Sorry for the spam. Re-sending as plain text.
On 11/2/2021 8:46 AM, Andy Shevchenko wrote:
On Sun, Oct 31, 2021 at 08:56:24PM -0700, Ricardo Martinez wrote:
From: Haijun Lio<haijun.liu@xxxxxxxxxxxx>
Registers the t7xx device driver with the kernel. Setup all the core
components: PCIe layer, Modem Host Cross Core Interface (MHCCIF),
modem control operations, modem state machine, and build
infrastructure.
* PCIe layer code implements driver probe and removal.

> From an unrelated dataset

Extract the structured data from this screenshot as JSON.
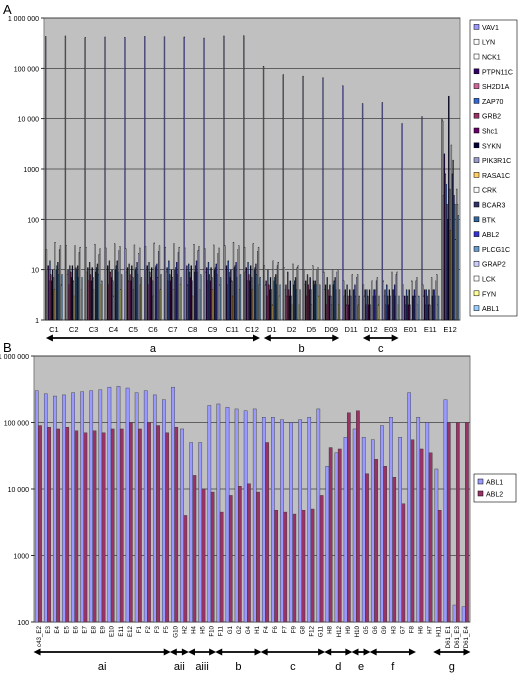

* MHCCIF provides interrupt channels to communicate events
such as handshake, PM and port enumeration.
* Modem control implements the entry point for modem init,
reset and exit.
* The modem status monitor is a state machine used by modem control
to complete initialization and stop. It is used also to propagate
exception events reported by other components.
+#define CCCI_HEADER_NO_DATA 0xffffffff
Is this internal value to Linux or something which is given by hardware?
It is hardware defined
...
+ spin_lock_irqsave(&md_info->exp_spinlock, flags);
Can it be called outside of IRQ context?
Actually, it is not in IRQ context, this function is called by the
thread_fn passed to request_threaded_irq(),
Maybe spin_lock_bh makes more sense.
+ int_sta = get_interrupt_status(mtk_dev);
+ md_info->exp_id |= int_sta;
+
+ if (md_info->exp_id & D2H_INT_PORT_ENUM) {
+ md_info->exp_id &= ~D2H_INT_PORT_ENUM;
+ if (ctl->curr_state == CCCI_FSM_INIT ||
+ ctl->curr_state == CCCI_FSM_PRE_START ||
+ ctl->curr_state == CCCI_FSM_STOPPED)
+ ccci_fsm_recv_md_interrupt(MD_IRQ_PORT_ENUM);
+ }
+
+ if (md_info->exp_id & D2H_INT_EXCEPTION_INIT) {
+ if (ctl->md_state == MD_STATE_INVALID ||
+ ctl->md_state == MD_STATE_WAITING_FOR_HS1 ||
+ ctl->md_state == MD_STATE_WAITING_FOR_HS2 ||
+ ctl->md_state == MD_STATE_READY) {
+ md_info->exp_id &= ~D2H_INT_EXCEPTION_INIT;
+ ccci_fsm_recv_md_interrupt(MD_IRQ_CCIF_EX);
+ }
+ } else if (ctl->md_state == MD_STATE_WAITING_FOR_HS1) {
+ /* start handshake if MD not assert */
+ mask = mhccif_mask_get(mtk_dev);
+ if ((md_info->exp_id & D2H_INT_ASYNC_MD_HK) && !(mask &
D2H_INT_ASYNC_MD_HK)) {
+ md_info->exp_id &= ~D2H_INT_ASYNC_MD_HK;
+ queue_work(md->handshake_wq, &md->handshake_work);
+ }
+ }
+
+ spin_unlock_irqrestore(&md_info->exp_spinlock, flags);
+
+ return 0;
+}
...
+ cmd = kmalloc(sizeof(*cmd),
+ (in_irq() || in_softirq() || irqs_disabled()) ? GFP_ATOMIC :
GFP_KERNEL);
Hmm...
Looks like we can just use in_interrupt(), was that the concern?
+ if (!cmd)
+ return -ENOMEM;
+ if (in_irq() || irqs_disabled())
+ flag &= ~FSM_CMD_FLAG_WAITING_TO_COMPLETE;
Even more hmm...
+ if (flag & FSM_CMD_FLAG_WAITING_TO_COMPLETE) {
+ wait_event(cmd->complete_wq, cmd->result != FSM_CMD_RESULT_PENDING);
Is it okay in IRQ context?
We know that the caller that sets FSM_CMD_FLAG_WAITING_TO_COMPLETE flag
it is not in IRQ context.
If that's good enough then we could also remove the check that clears
that flag few lines above.
The only calls using FSM_CMD_FLAG_WAITING_TO_COMPLETE are coming from
dev_pm_ops callbacks, and
we are not setting pm_runtime_irq_safe().
Otherwise we can use in_interrupt() to check here as well.